From all the combinations explored, we consider that the combination "KL τc" (order="Q,PR" measure="KL" in the XML format) should be avoided. The reasons are that the correlations of this combination with either Pyramid or Responsiveness tend to be zero and in most cases the correlations are not statistically significant. In other words, sometimes the correlation approaches to zero on the positive side, while in occasions the correlation approaches to zero on the negative side.

Which is the best summary in the example?

The best summary would be those related to puces_ots while the worst those linked to puces_baseline_last.

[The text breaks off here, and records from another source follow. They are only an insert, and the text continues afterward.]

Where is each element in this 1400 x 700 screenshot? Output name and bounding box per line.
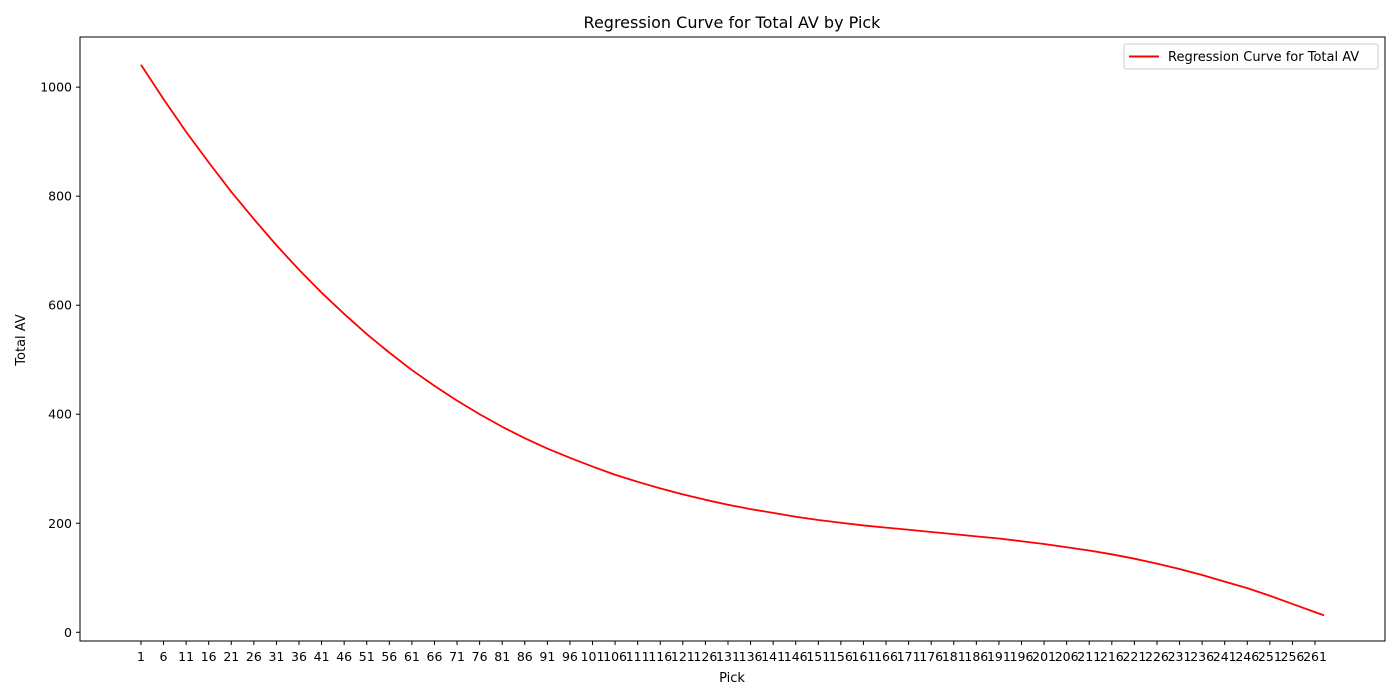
x-tick-label-256: 256 [1281,649,1305,664]
x-tick-label-26: 26 [246,649,262,664]
legend-box [1123,43,1379,70]
y-tick-label-0: 0 [64,625,72,640]
x-tick-label-206: 206 [1055,649,1079,664]
x-tick-label-6: 6 [160,649,168,664]
axes-frame [79,36,1386,642]
legend: Regression Curve for Total AV [1123,43,1379,70]
x-tick-label-56: 56 [381,649,397,664]
x-tick-label-86: 86 [517,649,533,664]
x-tick-label-31: 31 [268,649,284,664]
x-tick-label-226: 226 [1145,649,1169,664]
y-tick-label-200: 200 [48,516,72,531]
x-tick-label-246: 246 [1235,649,1259,664]
x-tick-label-76: 76 [472,649,488,664]
x-tick-label-131: 131 [716,649,740,664]
x-tick-label-136: 136 [739,649,763,664]
x-tick-label-36: 36 [291,649,307,664]
x-tick-label-121: 121 [671,649,695,664]
x-tick-label-66: 66 [427,649,443,664]
x-tick-label-111: 111 [626,649,650,664]
x-tick-label-166: 166 [874,649,898,664]
x-tick-label-161: 161 [852,649,876,664]
x-tick-label-141: 141 [761,649,785,664]
y-tick-label-800: 800 [48,189,72,204]
x-tick-label-171: 171 [897,649,921,664]
x-tick-label-211: 211 [1077,649,1101,664]
x-tick-label-201: 201 [1032,649,1056,664]
x-tick-label-216: 216 [1100,649,1124,664]
x-tick-label-51: 51 [359,649,375,664]
y-axis-label: Total AV [14,314,29,367]
plot-area: 1 6 11 16 21 26 31 36 41 46 51 56 61 66 71 76 81 86 91 96 10… [40,36,1386,664]
x-tick-label-96: 96 [562,649,578,664]
x-axis-label: Pick [719,671,745,686]
x-tick-label-151: 151 [806,649,830,664]
y-tick-label-400: 400 [48,407,72,422]
x-tick-label-11: 11 [178,649,194,664]
x-tick-label-41: 41 [314,649,330,664]
series-line-0 [140,64,1325,617]
y-tick-label-1000: 1000 [40,80,72,95]
x-tick-label-261: 261 [1303,649,1327,664]
x-tick-label-1: 1 [137,649,145,664]
chart-title: Regression Curve for Total AV by Pick [584,13,882,32]
x-tick-label-176: 176 [919,649,943,664]
x-tick-label-156: 156 [829,649,853,664]
x-tick-label-61: 61 [404,649,420,664]
x-tick-label-196: 196 [1010,649,1034,664]
x-tick-label-231: 231 [1168,649,1192,664]
x-tick-label-46: 46 [336,649,352,664]
x-tick-label-91: 91 [539,649,555,664]
x-tick-label-116: 116 [648,649,672,664]
x-tick-label-236: 236 [1190,649,1214,664]
y-tick-label-600: 600 [48,298,72,313]
x-tick-label-241: 241 [1213,649,1237,664]
x-tick-label-106: 106 [603,649,627,664]
x-tick-label-101: 101 [581,649,605,664]
x-tick-label-181: 181 [942,649,966,664]
x-tick-label-21: 21 [223,649,239,664]
legend-label: Regression Curve for Total AV [1168,50,1359,65]
x-tick-label-221: 221 [1122,649,1146,664]
x-tick-label-71: 71 [449,649,465,664]
x-tick-label-146: 146 [784,649,808,664]
x-tick-label-251: 251 [1258,649,1282,664]
x-tick-label-126: 126 [693,649,717,664]
x-tick-label-16: 16 [201,649,217,664]
x-tick-label-186: 186 [964,649,988,664]
x-tick-label-81: 81 [494,649,510,664]
x-tick-label-191: 191 [987,649,1011,664]
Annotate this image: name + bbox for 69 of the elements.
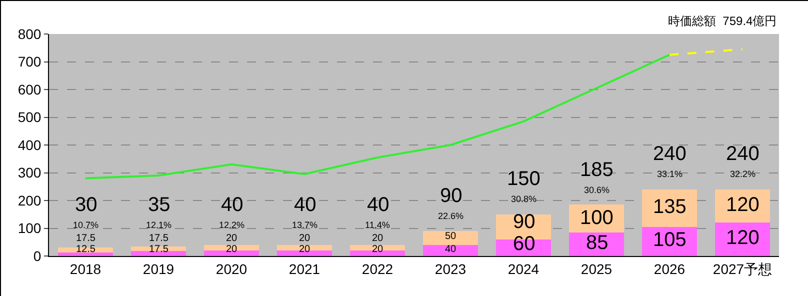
- y-tick-label: 400: [18, 136, 42, 153]
- data-label: 40: [445, 244, 457, 255]
- y-tick-label: 100: [18, 220, 42, 236]
- data-label: 90: [513, 211, 536, 233]
- bar: [423, 231, 478, 245]
- data-label: 20: [299, 233, 311, 244]
- total-label: 40: [294, 194, 316, 216]
- data-label: 17.5: [149, 233, 169, 244]
- y-tick-label: 200: [18, 192, 42, 208]
- y-tick-label: 800: [18, 26, 42, 42]
- data-label: 50: [445, 231, 457, 242]
- total-label: 240: [653, 143, 686, 165]
- data-label: 17.5: [149, 244, 169, 255]
- data-label: 20: [372, 233, 384, 244]
- x-tick-label: 2022: [362, 260, 394, 277]
- total-label: 150: [507, 168, 540, 190]
- bar: [277, 244, 332, 250]
- data-label: 20: [226, 233, 238, 244]
- data-label: 120: [726, 227, 760, 249]
- annotation: 12.1%: [146, 220, 172, 230]
- y-tick-label: 700: [18, 54, 42, 70]
- annotation: 33.1%: [657, 169, 683, 179]
- total-label: 240: [726, 143, 760, 165]
- bar: [350, 244, 405, 250]
- bar: [715, 222, 770, 256]
- data-label: 105: [653, 229, 686, 251]
- data-label: 60: [513, 233, 536, 255]
- annotation: 12.2%: [219, 220, 245, 230]
- x-tick-label: 2024: [508, 260, 540, 277]
- x-tick-label: 2027予想: [712, 260, 772, 277]
- annotation: 30.6%: [584, 185, 610, 195]
- data-label: 135: [653, 196, 686, 218]
- total-label: 90: [440, 185, 462, 207]
- x-tick-label: 2023: [434, 260, 466, 277]
- x-tick-label: 2018: [70, 260, 102, 277]
- text: 時価総額 759.4億円: [668, 14, 777, 28]
- total-label: 185: [580, 159, 614, 181]
- data-label: 12.5: [76, 244, 96, 255]
- annotation: 30.8%: [511, 194, 537, 204]
- bar: [642, 189, 697, 227]
- x-tick-label: 2026: [654, 260, 686, 277]
- annotation: 22.6%: [438, 211, 464, 221]
- total-label: 40: [367, 194, 390, 216]
- data-label: 20: [299, 244, 311, 255]
- bar: [58, 252, 113, 256]
- data-label: 100: [580, 207, 614, 229]
- annotation: 13.7%: [292, 220, 318, 230]
- y-tick-label: 0: [33, 248, 42, 264]
- x-tick-label: 2025: [580, 260, 612, 277]
- total-label: 40: [221, 194, 244, 216]
- annotation: 32.2%: [730, 169, 756, 179]
- data-label: 85: [586, 232, 608, 254]
- y-tick-label: 500: [18, 109, 42, 126]
- data-label: 120: [726, 194, 760, 216]
- bar: [131, 251, 186, 256]
- data-label: 17.5: [76, 233, 96, 244]
- x-tick-label: 2020: [216, 260, 248, 277]
- total-label: 30: [75, 194, 98, 216]
- data-label: 20: [372, 244, 384, 255]
- y-tick-label: 600: [18, 81, 42, 98]
- annotation: 11.4%: [365, 220, 390, 230]
- y-tick-label: 300: [18, 164, 42, 181]
- bar: [423, 244, 478, 256]
- x-tick-label: 2019: [142, 260, 174, 277]
- x-tick-label: 2021: [288, 260, 320, 277]
- total-label: 35: [148, 194, 170, 216]
- data-label: 20: [226, 244, 238, 255]
- bar: [204, 244, 259, 250]
- annotation: 10.7%: [73, 220, 99, 230]
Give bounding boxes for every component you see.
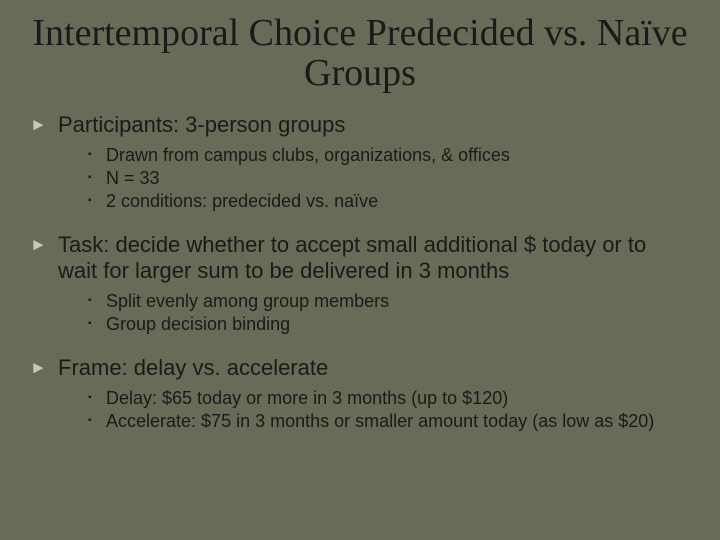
square-bullet-icon: ▪ xyxy=(88,387,106,409)
triangle-bullet-icon: ► xyxy=(30,355,58,381)
slide: Intertemporal Choice Predecided vs. Naïv… xyxy=(0,0,720,540)
sub-list: ▪ Split evenly among group members ▪ Gro… xyxy=(30,290,690,335)
bullet-list: ► Participants: 3-person groups ▪ Drawn … xyxy=(30,112,690,432)
square-bullet-icon: ▪ xyxy=(88,144,106,166)
level1-text: Task: decide whether to accept small add… xyxy=(58,232,690,284)
triangle-bullet-icon: ► xyxy=(30,232,58,258)
list-item: ▪ 2 conditions: predecided vs. naïve xyxy=(88,190,690,212)
square-bullet-icon: ▪ xyxy=(88,290,106,312)
list-item: ► Task: decide whether to accept small a… xyxy=(30,232,690,335)
triangle-bullet-icon: ► xyxy=(30,112,58,138)
level2-text: Drawn from campus clubs, organizations, … xyxy=(106,144,510,166)
level2-text: 2 conditions: predecided vs. naïve xyxy=(106,190,378,212)
level2-text: Group decision binding xyxy=(106,313,290,335)
slide-title: Intertemporal Choice Predecided vs. Naïv… xyxy=(30,14,690,94)
level2-text: Accelerate: $75 in 3 months or smaller a… xyxy=(106,410,654,432)
level2-text: N = 33 xyxy=(106,167,160,189)
list-item: ▪ N = 33 xyxy=(88,167,690,189)
list-item: ▪ Drawn from campus clubs, organizations… xyxy=(88,144,690,166)
sub-list: ▪ Delay: $65 today or more in 3 months (… xyxy=(30,387,690,432)
level1-row: ► Participants: 3-person groups xyxy=(30,112,690,138)
sub-list: ▪ Drawn from campus clubs, organizations… xyxy=(30,144,690,212)
list-item: ▪ Delay: $65 today or more in 3 months (… xyxy=(88,387,690,409)
level2-text: Delay: $65 today or more in 3 months (up… xyxy=(106,387,508,409)
square-bullet-icon: ▪ xyxy=(88,190,106,212)
square-bullet-icon: ▪ xyxy=(88,410,106,432)
level1-text: Frame: delay vs. accelerate xyxy=(58,355,328,381)
list-item: ▪ Accelerate: $75 in 3 months or smaller… xyxy=(88,410,690,432)
list-item: ► Frame: delay vs. accelerate ▪ Delay: $… xyxy=(30,355,690,432)
level1-row: ► Task: decide whether to accept small a… xyxy=(30,232,690,284)
list-item: ▪ Split evenly among group members xyxy=(88,290,690,312)
level2-text: Split evenly among group members xyxy=(106,290,389,312)
list-item: ► Participants: 3-person groups ▪ Drawn … xyxy=(30,112,690,212)
list-item: ▪ Group decision binding xyxy=(88,313,690,335)
level1-row: ► Frame: delay vs. accelerate xyxy=(30,355,690,381)
square-bullet-icon: ▪ xyxy=(88,167,106,189)
square-bullet-icon: ▪ xyxy=(88,313,106,335)
level1-text: Participants: 3-person groups xyxy=(58,112,345,138)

Is there a maximum value of Trivergence?

There is not a theoretical maximum. The reason is that the Trivergence, as happens with divergence, measure how different are the distributions of probability instead of how similar they are. In simple words, the trivergence is a distance measure.

However, in the case of the evaluation of summaries, it might be possible to calculate a maximum if we take into account that the number of possible words is finite, and, in consequence, the number of differences is finite as well. This has to be studied in depth, to be sure that this is possible.

Which Trivergence combination should I use?

Based on the results obtained in "SummTriver: A new trivergent model to evaluate summaries automatically without human references", if the goal is to get closer to Pyramid results the best combinations are "JS τc" or "sJS τc" (order="Q,PR" measure="JS" or order="Q,PR" measure="sJS" in the XML format). If the objective is to have similar results to Responsiveness, then, the best combination is "KL τm" (order="QP,QR,PR" measure="KL" in the XML format).